Over the past decade, investors had to deal with a fair share of challenges given the significant developments that took place across global financial markets. These developments led to extreme periods of volatility across all asset classes (shares, bonds, and cash) and produced returns that were not within the historical long-term average for each type of financial instrument.
For example, the sharp decline in interest rates by the major central banks across the world coupled with the quantitative easing programmes for a large part of the last decade led to zero returns on cash and other money market instruments. There were also periods of time when some local and international banks across the eurozone also imposed ‘high balance fees’ on large balances of idle deposits by high-net-worth investors or corporate customers in order to offset the costs imposed of such idle holdings by the European Central Bank (ECB). Although this was an unprecedented measure, the situation lasted for such a long period of time that investors had become accustomed to the new reality that one cannot be in a position to earn a positive rate of interest on term deposits at the banks.
Likewise, the sharp decline in yields across the bond market at the start of the QE programme by the ECB in mid-2014 and the continued low to negative yields across many sovereign bonds for several years thereafter led to a major rally in bond prices. During this period, the jump in bond prices at times produced double-digit returns to investors. Such returns are normally associated with equities rather than fixed-income securities.
In fact, during the period between 2014 and 2018 many Maltese investors actively participated in new issuance of Malta Government Stocks and generated hefty capital gains within very short periods of time. This happened on such regular occasions that many investors were led to believe that such gains are normal for fixed-income instruments. This buoyant period for MGS’s is still regularly mentioned nowadays by several investors.
The extent of the abnormal circumstances across the bond markets over recent years is best explained by the 100-year bond issued by the Austrian Government first in 2017 at a measly 2.1 per cent coupon and then in 2020 at a lower coupon of a mere 0.88 per cent.
The extended bull market for bonds came to an end last year with international bonds and local sovereign bonds (MGS) registering double-digit declines in 2022 as the major central banks commenced a sharp tightening of monetary policy measures leading to the sharpest increase in interest rates in history. The 100-year Austrian Government bond for example saw its price tumble to below 40 per cent as a result of the steep rise in interest rates over the past 10 months.
In view of the unprecedented circumstances over the past decade which reversed rapidly in 2022, many investors seem to have failed to adjust to this normalised environment where asset classes are generating the returns that are typically associated with each asset class.
This brought to mind the 10, 5, 3 rule which gives a rough indication of the average rate of return across different asset classes.
Although there are no guaranteed returns on an annual basis, this rule of thumb indicates that one should expect 10 per cent returns from equities, five per cent returns from bonds and three per cent is the average rate of return that one usually gets from term deposits with banks or money market instruments such as Treasury bills.
Until a few months ago, for example, investors were still not in a position to generate positive returns from cash and other money market instruments.
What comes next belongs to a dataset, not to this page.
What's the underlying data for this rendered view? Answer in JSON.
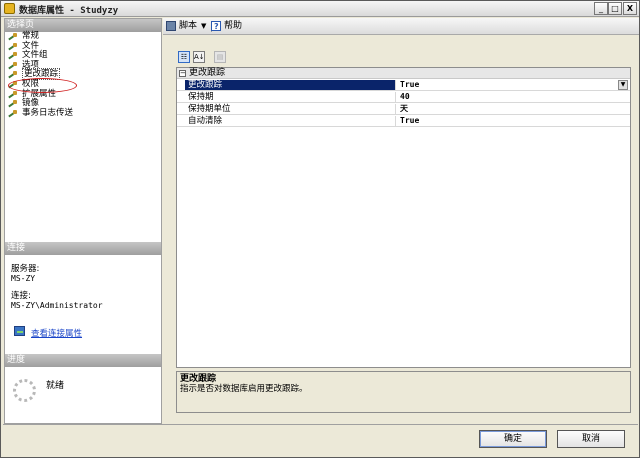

However, we are now seeing some local banks offering fixed deposits at three per cent per annum reflecting the recent upturn in the ECB’s deposit facility to 3.5 per cent. The Malta Government Treasury bill market, which has become highly popular for treasury management purposes, recently saw its average annual yield for three-month paper exceed 3.5 per cent. This was unheard of until a few months ago.
In the bond market, after a period of excessively low rates of interests which can also be depicted by the 30-year MGS launched in 2021 at a coupon of only 1.8 per cent, the returns are now more in line with those experienced prior to the extended period of monetary easing measures by the major global central banks. In fact, the Malta Government tapped the market on three occasions since October 2022 offering yields of four per cent to investors. Likewise, several euro denominated investment grade corporate bonds maturing in about 8-10 years are now also offering yields of around four per cent per annum.
The 10, 5, 3 rule can be combined with the rule of 72, which can help investors visualise the length of time it takes for each asset class to approximately double in value.
An average return of 10 per cent per annum for equities would result in a doubling in value after seven years. Likewise, this would imply a period of 14 years for bonds and 24 years for cash. While equities tend to produce much higher returns, there are greater risks associated with such instruments. On the other hand, cash generates low returns which may not be ideal for several investors who need to generate a certain level of income.
In view of these contrasting results, investors need to be well-aware of their overall expectations and objectives and ensure that their investment portfolios are aligned to such objectives and their risk appetite.